BiteSoundBite

Monday, June 14, 2004

Bizarre!

Moonies

Should Americans be concerned that on March 23rd a bipartisan group of Congressmen attended a coronation at which a billionaire, pro-theocracy newspaper owner was declared to be the Messiah – with royal robes, a crown, the works? Or that this imperial ceremony took place not in a makeshift basement church or a backwoods campsite, but in a Senate office building?

The Washington Post didn't think so. For a moment on April 4, a quote from the keynote speech was in the Web version of its "Reliable Sources" column. The speaker: Sun Myung Moon, 84, an ex-convict whose political activities were at the center of the 1976-8 Koreagate influence-peddling probe. That's when an investigation by Congress warned that Moon, after having befriended Richard Nixon in his darkest hour, was surrounding himself with other politicians to overcome his reputation: as the leader of the cult-like Unification Church, which recruited unwary college students, filled Madison Square Garden with couples in white robes, wed them in bulk and demanded obedience.

That was before he launched the Washington Times – "in response to Heaven’s direction," as he would later say – and a 20-year quest to make his enemies bow to him. He has also claimed, in newspaper ads taken out by the Unification Church, that Jesus, Confucius, and the Buddha have endorsed him. Muhammad, according to the 2002 ad, led the council in three cries of "mansei," or victory. And every dead U.S. president was there, too – because Moon's gospel is inseparable from visions of true-blue American power.

Now, this March, Moon was telling guests at the Dirksen Senate Office Building that Hitler and Stalin, having cleaned up their acts, had, in a rare public statement from beyond the grave, called him "none other than humanity's Savior, Messiah, Returning Lord and True Parent."

But not long after it appeared on the Post's web site, the paper erased the quote. Columnist Richard Leiby told me via e-mail that it shouldn't have gone out in the first place.
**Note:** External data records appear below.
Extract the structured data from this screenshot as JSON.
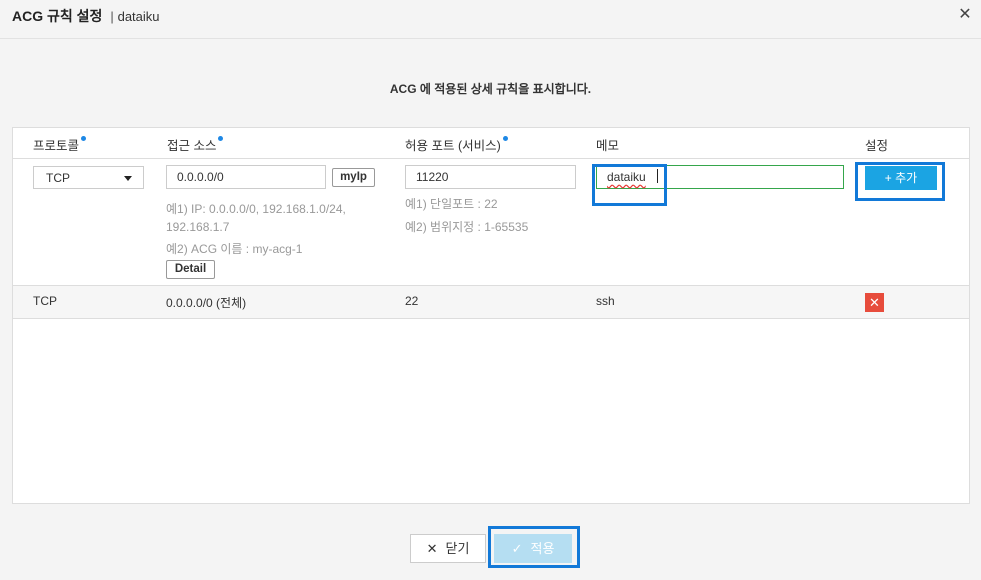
{
  "header": {
    "title": "ACG 규칙 설정",
    "separator": "|",
    "subtitle": "dataiku",
    "close_icon": "close-icon"
  },
  "description": "ACG 에 적용된 상세 규칙을 표시합니다.",
  "columns": {
    "protocol": "프로토콜",
    "source": "접근 소스",
    "port": "허용 포트 (서비스)",
    "memo": "메모",
    "settings": "설정"
  },
  "form": {
    "protocol_selected": "TCP",
    "source_value": "0.0.0.0/0",
    "myip_label": "myIp",
    "source_hint1": "예1) IP: 0.0.0.0/0, 192.168.1.0/24,",
    "source_hint1b": "192.168.1.7",
    "source_hint2": "예2) ACG 이름 : my-acg-1",
    "detail_label": "Detail",
    "port_value": "11220",
    "port_hint1": "예1) 단일포트 : 22",
    "port_hint2": "예2) 범위지정 : 1-65535",
    "memo_value": "dataiku",
    "add_label": "+ 추가"
  },
  "rules": [
    {
      "protocol": "TCP",
      "source": "0.0.0.0/0 (전체)",
      "port": "22",
      "memo": "ssh",
      "delete": "✕"
    }
  ],
  "footer": {
    "close_label": "닫기",
    "close_icon": "✕",
    "apply_label": "적용",
    "apply_icon": "✓"
  }
}
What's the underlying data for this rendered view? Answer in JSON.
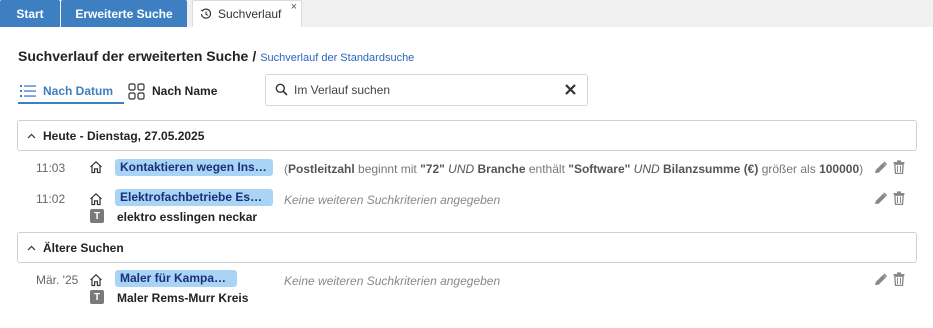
{
  "tabs": [
    {
      "label": "Start"
    },
    {
      "label": "Erweiterte Suche"
    },
    {
      "label": "Suchverlauf",
      "close": "×"
    }
  ],
  "heading": {
    "main": "Suchverlauf der erweiterten Suche",
    "separator": "/",
    "link": "Suchverlauf der Standardsuche"
  },
  "sort": {
    "by_date": "Nach Datum",
    "by_name": "Nach Name"
  },
  "search": {
    "placeholder": "Im Verlauf suchen",
    "value": ""
  },
  "groups": [
    {
      "label": "Heute - Dienstag, 27.05.2025",
      "entries": [
        {
          "time": "11:03",
          "name": "Kontaktieren wegen Ins…",
          "criteria": {
            "open": "(",
            "f1": "Postleitzahl",
            "op1": "beginnt mit",
            "v1": "\"72\"",
            "and1": "UND",
            "f2": "Branche",
            "op2": "enthält",
            "v2": "\"Software\"",
            "and2": "UND",
            "f3": "Bilanzsumme (€)",
            "op3": "größer als",
            "v3": "100000",
            "close": ")"
          }
        },
        {
          "time": "11:02",
          "name": "Elektrofachbetriebe Essl…",
          "none_text": "Keine weiteren Suchkriterien angegeben",
          "badge": "T",
          "text_term": "elektro esslingen neckar"
        }
      ]
    },
    {
      "label": "Ältere Suchen",
      "entries": [
        {
          "time": "Mär. '25",
          "name": "Maler für Kampagne",
          "none_text": "Keine weiteren Suchkriterien angegeben",
          "badge": "T",
          "text_term": "Maler Rems-Murr Kreis"
        }
      ]
    }
  ],
  "colors": {
    "primary": "#3d7fc1",
    "pill_bg": "#a9d4f5",
    "pill_text": "#1a2f7a"
  },
  "icons": {
    "history": "history-icon",
    "list": "list-icon",
    "grid": "grid-icon",
    "search": "search-icon",
    "clear": "close-icon",
    "chevron": "chevron-up-icon",
    "home": "home-icon",
    "edit": "edit-icon",
    "delete": "trash-icon"
  }
}
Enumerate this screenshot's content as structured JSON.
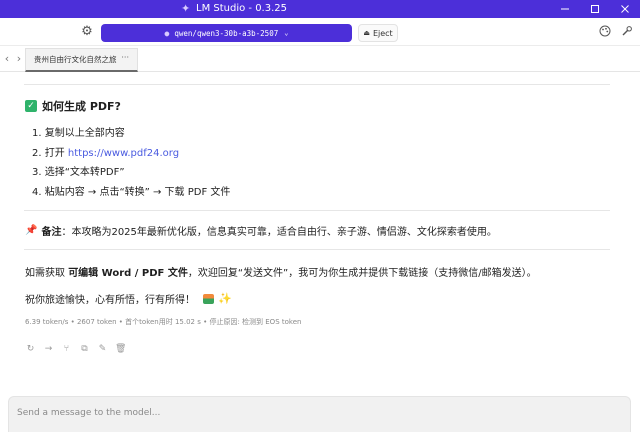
{
  "window": {
    "title": "LM Studio - 0.3.25",
    "controls": [
      "minimize",
      "maximize",
      "close"
    ]
  },
  "toolbar": {
    "model_name": "qwen/qwen3-30b-a3b-2507",
    "eject_label": "Eject",
    "icons": [
      "gear-icon",
      "palette-icon",
      "wrench-icon"
    ]
  },
  "tabs": [
    {
      "label": "贵州自由行文化自然之旅",
      "more": "···"
    }
  ],
  "message": {
    "heading": "如何生成 PDF?",
    "steps": [
      {
        "text": "1. 复制以上全部内容"
      },
      {
        "prefix": "2. 打开 ",
        "link": "https://www.pdf24.org"
      },
      {
        "text": "3. 选择“文本转PDF”"
      },
      {
        "text": "4. 粘贴内容 → 点击“转换” → 下载 PDF 文件"
      }
    ],
    "note_label": "备注",
    "note_text": "：本攻略为2025年最新优化版，信息真实可靠，适合自由行、亲子游、情侣游、文化探索者使用。",
    "p1_prefix": "如需获取 ",
    "p1_bold": "可编辑 Word / PDF 文件",
    "p1_suffix": "，欢迎回复“发送文件”，我可为你生成并提供下载链接（支持微信/邮箱发送）。",
    "p2_text": "祝你旅途愉快，心有所悟，行有所得！",
    "stats": "6.39 token/s • 2607 token • 首个token用时 15.02 s • 停止原因: 检测到 EOS token"
  },
  "actions": [
    "regenerate-icon",
    "continue-icon",
    "branch-icon",
    "copy-icon",
    "edit-icon",
    "delete-icon"
  ],
  "input": {
    "placeholder": "Send a message to the model..."
  },
  "colors": {
    "accent": "#4c2fd9",
    "link": "#4a5be0",
    "check": "#2fb36b"
  }
}
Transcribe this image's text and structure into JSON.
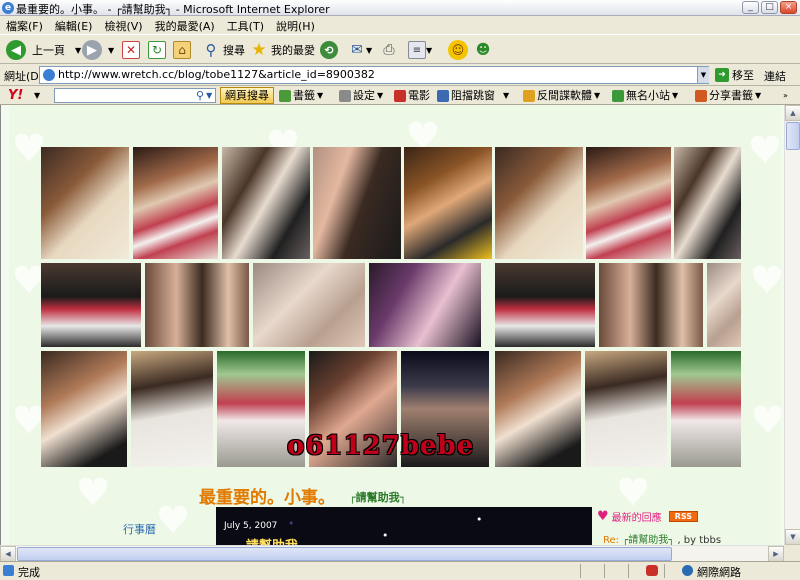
{
  "window": {
    "title": "最重要的。小事。 - ┌請幫助我┐ - Microsoft Internet Explorer",
    "minimize_glyph": "_",
    "maximize_glyph": "□",
    "close_glyph": "×"
  },
  "menu": [
    "檔案(F)",
    "編輯(E)",
    "檢視(V)",
    "我的最愛(A)",
    "工具(T)",
    "說明(H)"
  ],
  "toolbar": {
    "back_label": "上一頁",
    "search_label": "搜尋",
    "favorites_label": "我的最愛"
  },
  "address": {
    "label": "網址(D)",
    "url": "http://www.wretch.cc/blog/tobe1127&article_id=8900382",
    "go_label": "移至",
    "links_label": "連結"
  },
  "yahoo": {
    "logo": "Y!",
    "search_button": "網頁搜尋",
    "items": [
      "書籤",
      "設定",
      "電影",
      "阻擋跳窗",
      "反間諜軟體",
      "無名小站",
      "分享書籤"
    ]
  },
  "page": {
    "banner_text": "o61127bebe",
    "post_title": "最重要的。小事。",
    "post_tag": "┌請幫助我┐",
    "sidebar_left_label": "行事曆",
    "post_date": "July 5, 2007",
    "post_heading_partial": "┌請幫助我┐",
    "recent_replies_label": "最新的回應",
    "rss_label": "RSS",
    "reply_prefix": "Re:",
    "reply_title": "┌請幫助我┐",
    "reply_by": ", by tbbs"
  },
  "status": {
    "text": "完成",
    "zone": "網際網路"
  },
  "colors": {
    "accent_orange": "#e07a00",
    "link_blue": "#0033aa",
    "banner_red": "#c0001a",
    "rss_orange": "#f26a10"
  }
}
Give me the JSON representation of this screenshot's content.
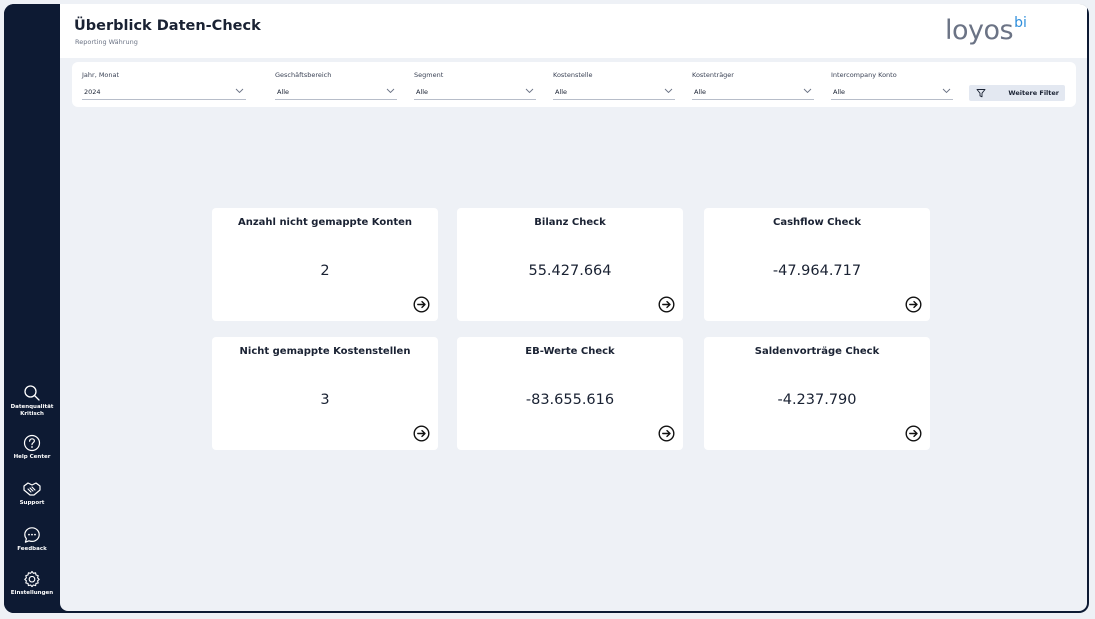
{
  "header": {
    "title": "Überblick Daten-Check",
    "subtitle": "Reporting Währung",
    "logo_text": "loyos",
    "logo_sup": "bi"
  },
  "sidebar": {
    "items": [
      {
        "label": "Datenqualität Kritisch",
        "icon": "search-icon"
      },
      {
        "label": "Help Center",
        "icon": "help-icon"
      },
      {
        "label": "Support",
        "icon": "handshake-icon"
      },
      {
        "label": "Feedback",
        "icon": "chat-bubble-icon"
      },
      {
        "label": "Einstellungen",
        "icon": "gear-icon"
      }
    ]
  },
  "filters": [
    {
      "label": "Jahr, Monat",
      "value": "2024"
    },
    {
      "label": "Geschäftsbereich",
      "value": "Alle"
    },
    {
      "label": "Segment",
      "value": "Alle"
    },
    {
      "label": "Kostenstelle",
      "value": "Alle"
    },
    {
      "label": "Kostenträger",
      "value": "Alle"
    },
    {
      "label": "Intercompany Konto",
      "value": "Alle"
    }
  ],
  "more_filters_label": "Weitere Filter",
  "cards": [
    {
      "title": "Anzahl nicht gemappte Konten",
      "value": "2"
    },
    {
      "title": "Bilanz Check",
      "value": "55.427.664"
    },
    {
      "title": "Cashflow Check",
      "value": "-47.964.717"
    },
    {
      "title": "Nicht gemappte Kostenstellen",
      "value": "3"
    },
    {
      "title": "EB-Werte Check",
      "value": "-83.655.616"
    },
    {
      "title": "Saldenvorträge Check",
      "value": "-4.237.790"
    }
  ],
  "colors": {
    "sidebar_bg": "#0d1a33",
    "canvas_bg": "#eef1f6",
    "card_bg": "#ffffff",
    "logo_accent": "#2f8fdc",
    "text": "#1a2233"
  }
}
The paper replaced it with breaking news about "Celebrity Jeopardy!" with Tim Russert.keep reading


With all of the incompatible factions that make up todays Republican Party (Grover Norquist-type "economic conservatives", evangelical Christians, flag-stroking, gung-ho military types, and the freakin' Moonies), you would think that the Dems could have done a better job of dividing them in the same way that the Republicans have sucessfully divided the numerous factions of the Democratic Party.

Does anyone have any ideas that don't involve me wandering through Bush country carrying a sign stating, "Jesus was a socialist!"?